Around 30 journalists and editors from several media outlets in Serbia are being accused of “inciting war crimes,” according to a latest investigation, which is still in its early stages.
The national television network RTS, notorious for its wartime reporting, may also be included in the probe. Its management issued an official apology a few years ago.
"We are now seeking elements to launch an official probe into some journalists and editors for inciting or instigating war crimes," the prosecutor's spokesman Bruno Vekaric told AFP.
The probe has prompted a wide debate in Serbia, with some journalists' associations backing the move while others, calling it a witch-hunt.

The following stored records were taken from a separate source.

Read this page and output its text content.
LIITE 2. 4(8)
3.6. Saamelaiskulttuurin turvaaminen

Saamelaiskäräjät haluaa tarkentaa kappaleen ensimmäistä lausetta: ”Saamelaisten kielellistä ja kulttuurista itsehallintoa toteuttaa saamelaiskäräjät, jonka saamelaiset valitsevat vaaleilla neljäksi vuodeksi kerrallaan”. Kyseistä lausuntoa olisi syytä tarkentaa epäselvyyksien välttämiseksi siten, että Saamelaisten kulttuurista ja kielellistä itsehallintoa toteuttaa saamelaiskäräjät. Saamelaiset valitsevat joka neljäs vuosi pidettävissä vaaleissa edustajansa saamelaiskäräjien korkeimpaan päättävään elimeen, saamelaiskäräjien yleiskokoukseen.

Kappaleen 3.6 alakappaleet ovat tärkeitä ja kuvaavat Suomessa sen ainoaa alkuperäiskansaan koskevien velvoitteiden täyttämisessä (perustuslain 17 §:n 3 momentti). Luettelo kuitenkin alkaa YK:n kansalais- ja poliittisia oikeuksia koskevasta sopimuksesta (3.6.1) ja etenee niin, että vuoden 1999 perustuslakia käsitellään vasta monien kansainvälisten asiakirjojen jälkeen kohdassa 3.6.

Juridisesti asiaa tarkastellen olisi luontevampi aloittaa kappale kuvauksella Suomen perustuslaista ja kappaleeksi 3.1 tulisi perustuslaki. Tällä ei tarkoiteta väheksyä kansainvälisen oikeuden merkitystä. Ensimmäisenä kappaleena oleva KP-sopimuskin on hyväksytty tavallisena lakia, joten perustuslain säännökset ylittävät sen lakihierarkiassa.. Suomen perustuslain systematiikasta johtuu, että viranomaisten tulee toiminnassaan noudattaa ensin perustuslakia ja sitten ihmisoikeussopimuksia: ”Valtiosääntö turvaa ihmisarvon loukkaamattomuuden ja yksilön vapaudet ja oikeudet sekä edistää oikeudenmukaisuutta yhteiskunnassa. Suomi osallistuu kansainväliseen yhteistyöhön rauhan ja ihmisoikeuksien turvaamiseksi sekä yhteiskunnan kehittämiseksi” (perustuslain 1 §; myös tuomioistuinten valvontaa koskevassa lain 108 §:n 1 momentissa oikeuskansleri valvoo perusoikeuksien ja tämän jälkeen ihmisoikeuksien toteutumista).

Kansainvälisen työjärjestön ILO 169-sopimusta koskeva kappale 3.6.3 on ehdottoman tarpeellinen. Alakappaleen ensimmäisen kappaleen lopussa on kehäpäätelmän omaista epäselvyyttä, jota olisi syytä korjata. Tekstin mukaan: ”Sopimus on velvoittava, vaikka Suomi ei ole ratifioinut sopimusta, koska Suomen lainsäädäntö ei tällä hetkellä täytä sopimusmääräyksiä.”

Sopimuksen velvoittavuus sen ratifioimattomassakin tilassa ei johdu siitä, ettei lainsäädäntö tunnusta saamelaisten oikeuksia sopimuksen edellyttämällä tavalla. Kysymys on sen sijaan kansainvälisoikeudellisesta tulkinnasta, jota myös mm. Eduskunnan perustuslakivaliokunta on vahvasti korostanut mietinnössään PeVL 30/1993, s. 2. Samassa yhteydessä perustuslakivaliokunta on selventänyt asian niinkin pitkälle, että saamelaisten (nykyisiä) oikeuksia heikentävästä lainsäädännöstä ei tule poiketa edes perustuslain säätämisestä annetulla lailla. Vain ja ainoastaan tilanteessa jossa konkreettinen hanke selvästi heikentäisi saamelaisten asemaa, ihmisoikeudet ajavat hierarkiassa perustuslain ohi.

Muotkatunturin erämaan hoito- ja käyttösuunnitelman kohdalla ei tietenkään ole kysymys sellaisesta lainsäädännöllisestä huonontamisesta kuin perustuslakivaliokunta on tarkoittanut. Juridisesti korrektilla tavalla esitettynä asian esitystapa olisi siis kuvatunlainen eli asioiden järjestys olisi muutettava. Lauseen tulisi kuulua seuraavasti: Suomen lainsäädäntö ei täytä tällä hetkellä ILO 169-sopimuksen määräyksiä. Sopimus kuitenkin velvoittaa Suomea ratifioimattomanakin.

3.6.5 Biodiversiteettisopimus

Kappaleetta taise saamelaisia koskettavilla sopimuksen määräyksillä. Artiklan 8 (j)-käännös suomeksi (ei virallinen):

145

Ljiljana Smajlovic, of the formerly pro-Milosevic Association of Serbia's Journalists, faulted prosecutors for not investigating the politicians controlling media at the time.
"The prosecution does not want to go into who instructed the journalists, who created the state propaganda, it just wants to blame some reporters as the weakest link in the chain," Smajlovic said.

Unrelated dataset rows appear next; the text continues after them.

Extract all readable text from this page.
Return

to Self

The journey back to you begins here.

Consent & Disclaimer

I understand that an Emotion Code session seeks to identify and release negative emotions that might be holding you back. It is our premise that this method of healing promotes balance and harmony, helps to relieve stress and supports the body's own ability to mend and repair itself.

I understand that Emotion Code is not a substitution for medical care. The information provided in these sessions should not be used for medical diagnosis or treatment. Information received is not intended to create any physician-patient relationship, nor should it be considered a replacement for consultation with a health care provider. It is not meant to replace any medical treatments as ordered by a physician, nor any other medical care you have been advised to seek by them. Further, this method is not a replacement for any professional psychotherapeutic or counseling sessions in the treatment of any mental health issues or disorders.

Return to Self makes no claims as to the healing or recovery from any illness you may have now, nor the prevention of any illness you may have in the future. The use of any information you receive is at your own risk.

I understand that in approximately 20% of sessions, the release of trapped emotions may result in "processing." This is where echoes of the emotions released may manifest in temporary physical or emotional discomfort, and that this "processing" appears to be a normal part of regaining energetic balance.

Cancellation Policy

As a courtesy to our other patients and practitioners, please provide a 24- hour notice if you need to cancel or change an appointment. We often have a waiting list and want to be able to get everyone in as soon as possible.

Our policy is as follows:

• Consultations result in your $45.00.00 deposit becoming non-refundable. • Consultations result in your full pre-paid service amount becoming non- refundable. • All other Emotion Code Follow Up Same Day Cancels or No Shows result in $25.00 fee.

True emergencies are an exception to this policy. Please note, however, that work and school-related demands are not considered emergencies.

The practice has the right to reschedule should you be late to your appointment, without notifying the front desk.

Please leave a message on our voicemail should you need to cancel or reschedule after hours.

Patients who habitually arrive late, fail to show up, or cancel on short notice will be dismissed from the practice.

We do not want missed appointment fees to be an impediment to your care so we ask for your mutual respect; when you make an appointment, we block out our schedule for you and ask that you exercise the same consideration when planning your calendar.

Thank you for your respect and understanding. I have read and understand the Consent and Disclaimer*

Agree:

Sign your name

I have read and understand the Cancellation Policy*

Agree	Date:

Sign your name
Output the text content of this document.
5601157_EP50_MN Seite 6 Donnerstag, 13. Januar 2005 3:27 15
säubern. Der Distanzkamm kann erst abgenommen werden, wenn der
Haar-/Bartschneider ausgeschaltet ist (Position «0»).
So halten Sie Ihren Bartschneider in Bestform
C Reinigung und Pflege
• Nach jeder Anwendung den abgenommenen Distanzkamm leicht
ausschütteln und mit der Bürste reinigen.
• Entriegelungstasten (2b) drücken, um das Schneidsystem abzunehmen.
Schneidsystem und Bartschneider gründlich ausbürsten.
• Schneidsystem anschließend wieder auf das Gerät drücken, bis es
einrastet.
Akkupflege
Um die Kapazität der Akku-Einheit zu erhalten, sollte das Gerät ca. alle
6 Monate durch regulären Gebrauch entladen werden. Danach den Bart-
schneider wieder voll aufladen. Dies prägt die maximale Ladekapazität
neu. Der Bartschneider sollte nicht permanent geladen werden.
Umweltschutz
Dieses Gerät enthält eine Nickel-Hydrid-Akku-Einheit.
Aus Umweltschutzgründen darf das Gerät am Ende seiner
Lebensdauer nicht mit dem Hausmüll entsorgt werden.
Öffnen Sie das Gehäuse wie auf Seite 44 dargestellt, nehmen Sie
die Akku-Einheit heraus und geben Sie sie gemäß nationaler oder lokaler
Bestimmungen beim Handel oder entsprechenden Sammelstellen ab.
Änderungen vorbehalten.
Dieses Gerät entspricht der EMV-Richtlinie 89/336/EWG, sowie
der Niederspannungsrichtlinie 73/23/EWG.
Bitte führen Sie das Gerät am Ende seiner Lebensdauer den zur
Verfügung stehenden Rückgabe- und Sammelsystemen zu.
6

But she stressed that if there is any concrete evidence a journalist incited a war crime, that person should be prosecuted.
The media horror stories were aimed at the "complete dehumanisation of enemies", said Serbia's war crimes prosecutor Vladimir Vukcevic
"Such propaganda cleared the executioners from any moral dilemmas and that is why media propaganda in the former Yugoslavia was a prelude to the (1990s) war," he said.
Unlike the United Nations war crimes court for Rwanda, which tried and severely sentenced journalists on charges of inciting genocide and crimes against humanity, the International Criminal Tribunal for the former Yugoslavia has never officially probed wartime reporting.